The Houston Chronicle has a story out today about the ongoing fallout from the Texas Big Freeze and resulting blackouts in February, that is absolutely infuriating. If it is accurate, it means that a failure by regulators to adequately communicate the need for critical natural gas facilities to fill out a one page annual form and to adequately monitor its compliance led to the deaths of 57 Texans.

Here is a link to the piece and an excerpt from it:

When Texas lawmakers met last month to begin sifting through the wreckage of the state’s energy grid, many expected to hear tales of poorly insulated power plants rendered inoperable by the latest winter storm.

Instead, energy executives raised an even more confounding problem: dozens of natural gas facilities had not filled out a two-page application for outage exemptions before the storm, meaning their facilities lost power at a moment when their fuel was needed most to feed struggling power plants.

“We had basically people calling saying hey, turn a power plant back on, or turn a gas processor back on, and it’s like, it’s too late,” said Curtis Morgan, CEO of Vistra Corp., whose subsidiary, Luminant, is the state’s largest power generator. “You can’t do it when you’re in the middle of it.”

Yet the process of getting a facility designated as critical infrastructure couldn’t be easier. The owner simply needs to fill out the two-page form each year and turn it in to the local utility company.

A full assessment of how big a role electric power cut to gas facilities played in the grid outages is likely months away.

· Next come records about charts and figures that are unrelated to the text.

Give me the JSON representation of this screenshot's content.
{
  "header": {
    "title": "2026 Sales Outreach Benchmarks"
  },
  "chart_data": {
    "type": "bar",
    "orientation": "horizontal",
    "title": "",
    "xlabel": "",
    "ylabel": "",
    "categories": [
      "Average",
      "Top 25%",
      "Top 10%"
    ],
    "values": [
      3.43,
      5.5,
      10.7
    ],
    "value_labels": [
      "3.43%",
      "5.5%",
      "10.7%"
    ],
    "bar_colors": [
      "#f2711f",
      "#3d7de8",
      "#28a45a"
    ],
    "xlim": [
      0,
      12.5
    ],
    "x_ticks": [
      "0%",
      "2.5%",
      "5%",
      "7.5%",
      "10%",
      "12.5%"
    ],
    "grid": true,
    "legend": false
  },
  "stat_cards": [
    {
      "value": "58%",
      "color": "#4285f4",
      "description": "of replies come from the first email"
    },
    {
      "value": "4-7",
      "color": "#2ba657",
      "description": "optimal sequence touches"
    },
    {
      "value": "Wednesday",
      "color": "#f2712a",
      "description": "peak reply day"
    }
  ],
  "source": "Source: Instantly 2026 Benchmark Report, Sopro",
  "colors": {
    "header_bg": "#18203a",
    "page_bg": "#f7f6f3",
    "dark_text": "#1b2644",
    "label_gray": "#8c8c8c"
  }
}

Yet how some of Texas’s largest and most sophisticated energy companies, depended upon by nearly every resident and business, failed to complete a two-minute paperwork chore remains one of the most baffling mysteries of last month’s deadly outages.

[End]

 

This was a joint responsibility of the PUC, the Railroad Commission, the natural gas industry and the power generators, but none of those segments provide a spokesperson for this story willing to take a shred of responsibility for this massive failure of simple communication. The blame-shifting throughout the story is pretty phenomenal.

To be absolutely clear here: IT IS THE RESPONSIBILITY OF REGULATORS TO ENSURE THEIR REGULATIONS AND ADVISORIES ARE COMMUNICATED CLEARLY, EFFECTIVELY AND CONSISTENTLY, AND TO MONITOR THEM FOR COMPLIANCE. It is maddening to find out after 57 people are dead that there was apparently just 35% compliance with this simple task, and that the PUC and RRC had no compliance monitoring system in place, if this story is accurate. None.

Here’s an idea that will cost the state ZERO DOLLARS: Have the PUC and RRC work together to establish a task force chaired by a disinterested party whose mission will be to facilitate communications related to this form, with the goal of ensuring 100% compliance by the end of this year.

I’d even volunteer to lead it. This really is not that hard.